C’è un altro passo politico che Haraway fa ma, secondo me, non evidenzia del tutto. Da questa separazione umano/non-umano (ma con Jane Bennet potremmo andare anche oltre dicendo materia-vivente/materia-non-vivente) gemmano tutta una serie di ulteriori separazioni come quella tra soggetto economico e risorsa, tra essere umano e non-del-tutto-umano (lo schiavo per esempio), ovviamente tra uomo e donna, ecc. E mi sembra che in termini genealogici l’Apocalisse sia di nuovo centrale: forse non è un caso che nel cristianesimo l’Apocalisse sia un potente strumento di mantenimento dell’ordine sociale, che istituisce innumerevoli gerarchie morali e civili per mezzo della minaccia del giudizio e del premio/punizione.

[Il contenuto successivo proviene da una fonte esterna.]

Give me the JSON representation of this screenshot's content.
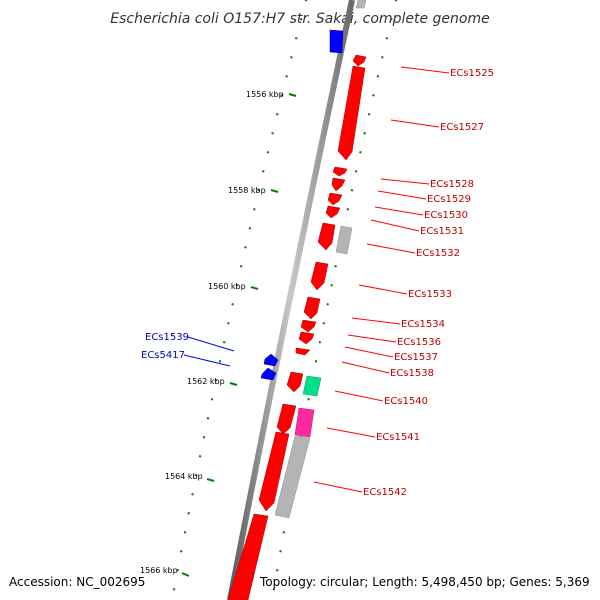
{
  "title": "Escherichia coli O157:H7 str. Sakai, complete genome",
  "footer": {
    "accession": "Accession: NC_002695",
    "summary": "Topology: circular; Length: 5,498,450 bp; Genes: 5,369"
  },
  "colors": {
    "forward_gene": "#0000ff",
    "reverse_gene": "#ff0000",
    "tick": "#008000",
    "backbone": "#808080",
    "grey_feature": "#b4b4b4",
    "teal_feature": "#00e08c",
    "pink_feature": "#ff2aa0"
  },
  "scale_labels": [
    "1556 kbp",
    "1558 kbp",
    "1560 kbp",
    "1562 kbp",
    "1564 kbp",
    "1566 kbp"
  ],
  "reverse_genes": [
    "ECs1525",
    "ECs1527",
    "ECs1528",
    "ECs1529",
    "ECs1530",
    "ECs1531",
    "ECs1532",
    "ECs1533",
    "ECs1534",
    "ECs1536",
    "ECs1537",
    "ECs1538",
    "ECs1540",
    "ECs1541",
    "ECs1542"
  ],
  "forward_genes": [
    "ECs1539",
    "ECs5417"
  ]
}
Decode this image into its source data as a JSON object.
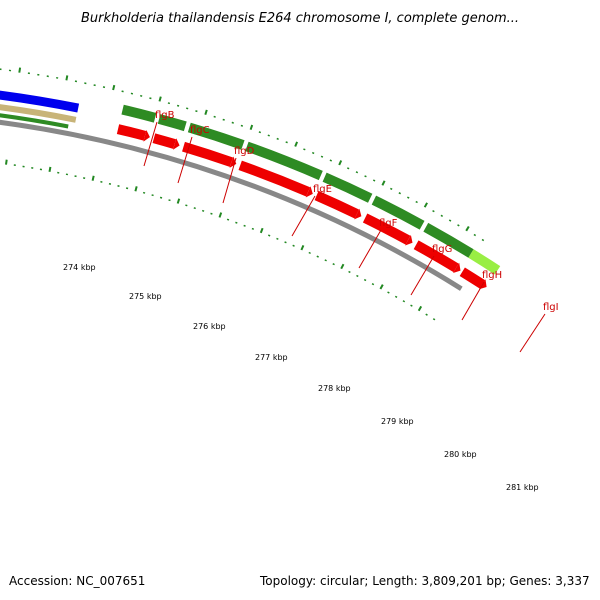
{
  "header": {
    "title": "Burkholderia thailandensis E264 chromosome I, complete genom..."
  },
  "footer": {
    "accession": "Accession: NC_007651",
    "summary": "Topology: circular; Length: 3,809,201 bp; Genes: 3,337"
  },
  "colors": {
    "backbone": "#888888",
    "cds_forward": "#2e8b23",
    "cds_reverse": "#ee0000",
    "other_blue": "#0000ee",
    "other_tan": "#c8b478",
    "other_lightgreen": "#99ee44",
    "label_red": "#cc0000",
    "tick_green": "#228822"
  },
  "gene_labels": [
    "flgB",
    "flgC",
    "flgD",
    "flgE",
    "flgF",
    "flgG",
    "flgH",
    "flgI"
  ],
  "scale_labels": [
    "274 kbp",
    "275 kbp",
    "276 kbp",
    "277 kbp",
    "278 kbp",
    "279 kbp",
    "280 kbp",
    "281 kbp"
  ]
}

Anche queste separazioni in coppie gerarchiche oggi sono in crisi, e lasciano aperto uno spazio per la visione filosofica e politica di Haraway.

Siamo tutti licheni: anche noi possiamo essere raschiati via dalle rocce dalle Furie che ancora si scatenano per vendicarsi dei crimini contro la Terra. In alternativa, possiamo unirci alle trasformazioni metaboliche tra rocce e creature per imparare a vivere e morire bene.